Sängerin Pink (Imago Images/ZUMA Press/A. Amrchini)

Pink in Aktion – trotz Genesung wird der nächste Bühnenauftritt auf sich warten lassen müssen

06.35 Uhr – Die Zahl der mit dem Coronavirus Infizierten ist weltweit auf knapp 1,1 Millionen gestiegen. Die meisten Fälle wurden nach Angaben der Johns Hopkins Universität in den USA gezählt, wo 277.953 Menschen als infiziert gemeldet wurden. An zweiter und dritter Stelle lagen demnach Italien mit 119.827 und Spanien mit 119.199 Fällen, gefolgt von Deutschland mit 91 159 bekannten Infektionen. 

05.30 Uhr – Südkorea verlängert seine am Montag auslaufenden Maßnahmen zum sozialen Abstand halten um zwei weitere Wochen. Gesundheitsminister Park Neung-hoo sagte, es sei “zu früh, um sich zu beruhigen.” Er verwies auf die jüngste Zunahme von importierten Coronavirus-Fällen. Ursprünglich sollte die Politik der sozialen Distanzierung am 21. April enden.

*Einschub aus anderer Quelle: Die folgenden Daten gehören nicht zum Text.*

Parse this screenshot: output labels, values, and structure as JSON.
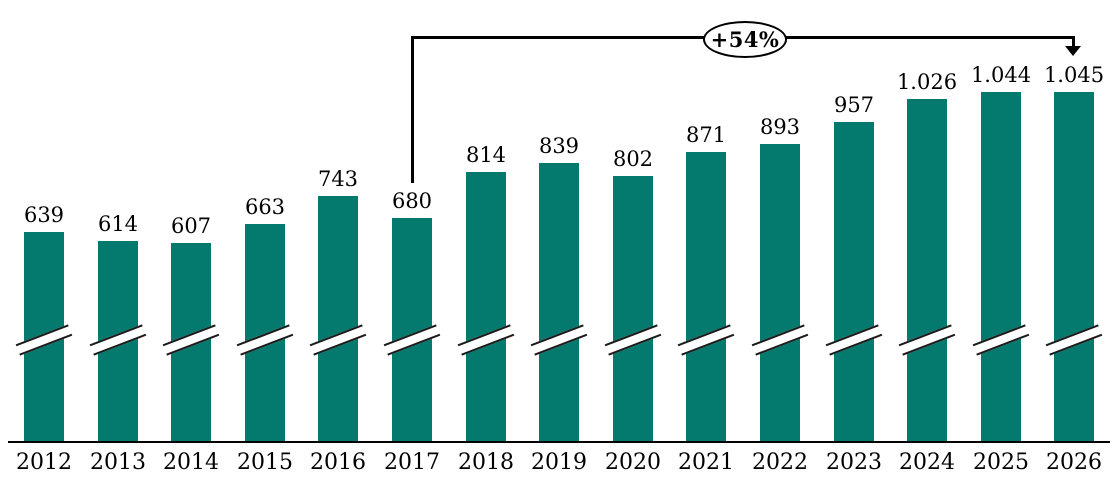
{
  "chart_data": {
    "type": "bar",
    "title": "",
    "xlabel": "",
    "ylabel": "",
    "categories": [
      "2012",
      "2013",
      "2014",
      "2015",
      "2016",
      "2017",
      "2018",
      "2019",
      "2020",
      "2021",
      "2022",
      "2023",
      "2024",
      "2025",
      "2026"
    ],
    "values": [
      639,
      614,
      607,
      663,
      743,
      680,
      814,
      839,
      802,
      871,
      893,
      957,
      1026,
      1044,
      1045
    ],
    "value_labels": [
      "639",
      "614",
      "607",
      "663",
      "743",
      "680",
      "814",
      "839",
      "802",
      "871",
      "893",
      "957",
      "1.026",
      "1.044",
      "1.045"
    ],
    "ylim": [
      0,
      1100
    ],
    "grid": false,
    "legend": "none",
    "axis_break": true,
    "bar_color": "#047A6F",
    "text_color": "#000000",
    "line_color": "#000000",
    "annotation": {
      "label": "+54%",
      "from_category": "2017",
      "to_category": "2026"
    }
  }
}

04.40 Uhr – China hat mit drei Schweigeminuten der Toten durch das Coronavirus gedacht. Landesweit heulten am chinesischen Totengedenktag die Sirenen. Auch hupten Autos und Schiffe ließen ihre Hörner ertönen. Das Gedenken sei zu Ehren der “Märtyrer und Landsleute, die im Kampf gegen die Epidemie ums Leben gekommen sind”, teilte der Staatsrat mit.

04.00 Uhr – Der deutsche Entwicklungsminister Gerd Müller befürchtet, dass die Corona-Pandemie in Afrika zum Ausbruch neuer Gewalt und zu neuen Flüchtlingsbewegungen führt. “Ich habe große Befürchtungen, dass es in fragilen Staaten zu Unruhen kommt, auch zu Bürgerkriegen”, sagte Müller der “Augsburger Allgemeinen”. Die wirtschaftlichen Verwerfungen der Krise träfen Afrika mit voller Wucht. “Millionen Menschen haben schon ihre Arbeit verloren.”

03.02 Uhr – In China gibt es nach Angaben der Gesundheitsbehörde 19 neue bestätigte COVID-19-Fälle, darunter eine neue Infektion in der zentralen Provinz Hubei. Von den neuen Fällen betrafen 18 Reisende, die aus dem Ausland ankamen, teilte die Behörde mit.

01.31 Uhr – Die sich schnell ausbreitende Covid-19-Pandemie wird nach Ansicht von Weltbank-Präsident David Malpass wohl eine “große globale Rezession” auslösen. Diese werde wahrscheinlich die ärmsten und verwundbarsten Länder am härtesten treffen, sagte Malpass in einem Beitrag auf LinkedIn.

01.10 Uhr – Der Chef der Wirtschaftsweisen, Lars Feld, hat sich gegen Eurobonds ausgesprochen und den Kurs der Bundesregierung in der Debatte um die gemeinsame Finanzierung der Coronakrisen-Folgen in der EU unterstützt.